Cafe Atchafalaya's Jaffe says creating buzz for a business is more important than profit when it comes to daily deals.
"Of course you get the people who don't normally eat with us and just spend the coupon's value," she says. "But that doesn't mean they're not going to go home and say 'I loved my lunch' and tell their friend, and maybe their friend will come in."
With inboxes increasingly cluttered with offers from Groupon, LivingSocial and others, and with Google and Facebook readying their own daily deal services, the market for these sites has reached the point of saturation. But Chris Reade believes his New Orleans daily deals site Fetch Puppy — which works very much like Groupon, LivingSocial, etc. — stands out in a competitive market, partly because of an interesting twist: 10 percent of all deal sales benefit a local charity. Past beneficiaries include Second Harvest Food Bank, Friends of City Park and the Green Project.
Reade, an entrepreneur who is a partner at Carrollton Technology Partners and whose voice you may know from WWNO's daily GNO Info Minute, also says Fetch Puppy differs in the level of control businesses and deal-seekers have on the site. Users can vote for deals and charities they'd like to see on FetchPuppy, and businesses have a lot of flexibility in how many deals are sold on the site. For example, a deal featuring tickets for the Shakespeare Festival at Tulane University was only a 33 percent off discount, and the site would only sell a maximum of 50 vouchers.

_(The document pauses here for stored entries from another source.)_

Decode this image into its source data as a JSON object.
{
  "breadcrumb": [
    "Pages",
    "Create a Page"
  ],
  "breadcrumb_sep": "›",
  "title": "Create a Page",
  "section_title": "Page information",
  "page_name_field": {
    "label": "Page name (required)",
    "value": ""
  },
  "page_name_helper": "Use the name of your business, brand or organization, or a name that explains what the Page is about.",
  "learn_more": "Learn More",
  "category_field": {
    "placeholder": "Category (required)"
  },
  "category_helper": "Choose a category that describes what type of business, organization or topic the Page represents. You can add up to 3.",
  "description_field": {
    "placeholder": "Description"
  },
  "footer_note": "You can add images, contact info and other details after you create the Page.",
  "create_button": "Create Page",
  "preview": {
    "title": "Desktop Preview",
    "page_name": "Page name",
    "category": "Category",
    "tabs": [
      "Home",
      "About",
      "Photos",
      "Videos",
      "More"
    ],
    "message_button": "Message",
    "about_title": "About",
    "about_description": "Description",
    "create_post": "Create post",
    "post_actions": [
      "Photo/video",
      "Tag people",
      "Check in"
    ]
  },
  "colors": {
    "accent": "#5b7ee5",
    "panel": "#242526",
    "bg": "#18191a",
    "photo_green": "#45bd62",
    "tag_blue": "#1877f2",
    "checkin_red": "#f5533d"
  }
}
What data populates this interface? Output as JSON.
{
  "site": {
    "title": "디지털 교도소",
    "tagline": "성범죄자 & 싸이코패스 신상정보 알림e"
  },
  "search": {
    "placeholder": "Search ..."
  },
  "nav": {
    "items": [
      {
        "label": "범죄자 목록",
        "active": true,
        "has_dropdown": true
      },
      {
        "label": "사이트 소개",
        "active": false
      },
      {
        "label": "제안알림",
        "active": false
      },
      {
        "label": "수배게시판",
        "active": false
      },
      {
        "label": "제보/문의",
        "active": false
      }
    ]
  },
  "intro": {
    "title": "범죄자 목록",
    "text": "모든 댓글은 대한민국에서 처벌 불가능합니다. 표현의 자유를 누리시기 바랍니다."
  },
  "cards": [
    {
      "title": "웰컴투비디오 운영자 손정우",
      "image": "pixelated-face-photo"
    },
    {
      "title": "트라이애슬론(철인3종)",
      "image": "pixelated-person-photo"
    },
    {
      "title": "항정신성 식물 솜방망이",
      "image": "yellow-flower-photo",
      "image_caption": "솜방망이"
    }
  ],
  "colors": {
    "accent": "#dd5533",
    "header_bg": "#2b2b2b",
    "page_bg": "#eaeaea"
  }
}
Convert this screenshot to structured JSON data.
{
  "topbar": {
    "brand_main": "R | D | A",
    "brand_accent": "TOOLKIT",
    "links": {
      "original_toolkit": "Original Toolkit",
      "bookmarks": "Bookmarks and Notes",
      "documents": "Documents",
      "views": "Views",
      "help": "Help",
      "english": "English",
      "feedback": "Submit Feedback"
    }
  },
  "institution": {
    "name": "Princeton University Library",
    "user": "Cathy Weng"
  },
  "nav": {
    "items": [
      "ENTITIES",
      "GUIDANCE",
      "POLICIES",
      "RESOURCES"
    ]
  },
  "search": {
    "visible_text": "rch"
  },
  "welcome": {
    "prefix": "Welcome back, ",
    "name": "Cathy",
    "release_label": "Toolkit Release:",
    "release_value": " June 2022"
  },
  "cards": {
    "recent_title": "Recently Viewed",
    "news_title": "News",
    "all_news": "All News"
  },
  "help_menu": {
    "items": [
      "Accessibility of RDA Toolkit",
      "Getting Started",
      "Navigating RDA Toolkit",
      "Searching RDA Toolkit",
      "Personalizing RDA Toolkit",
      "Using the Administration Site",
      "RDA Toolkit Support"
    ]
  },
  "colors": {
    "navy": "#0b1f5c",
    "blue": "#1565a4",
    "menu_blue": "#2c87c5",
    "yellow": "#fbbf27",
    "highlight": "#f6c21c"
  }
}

"I believe very strongly that the future of this whole market lies in the self-service model, where businesses themselves have complete control over it," Reade says. "I think one monolithic organization ... dictating to businesses what terms they're going to offer in marketing and so forth is really not a long-term play. I really don't think that's sustainable in the business side, and I don't think it's sustainable on the consumer side, too, because ... you get a few of these (deals) every day. After a while you're kind of numb to it."
Although entrepreneurs like Reade see the daily deal site as an opportunity, the popularity of these sites — and couponing culture, in general — might be a bad deal for businesses. Galvin cautions businesses about the danger of feeding deal-seekers.
"I know a lot of businesses get really addicted to (running deals), but you don't want to erode your customer base and have people always be looking for that Groupon ... and then they don't value what you have in the business," he says. "Discounting devalues your brand."
Others see these sites as predatory, especially with the small businesses that populate the deal sites. In an article called "Why Groupon is Poised for Collapse," TechCrunch's Rocky Agrawal says what these sites are doing is akin to loan sharking. "They (the businesses) get the cash up front but pay for it with deep discounts over time," he says.
Many business owners say the big daily deal sites — and not the businesses — are the ones that win in the end.
"They're still making a killing off me," Jaffe says. "What do they do? They post something to a website; there's no effort on their end. If (Groupon) were an open company, I would suggest investing in their stock."
With Groupon on the precipice of becoming public, she soon may have that opportunity.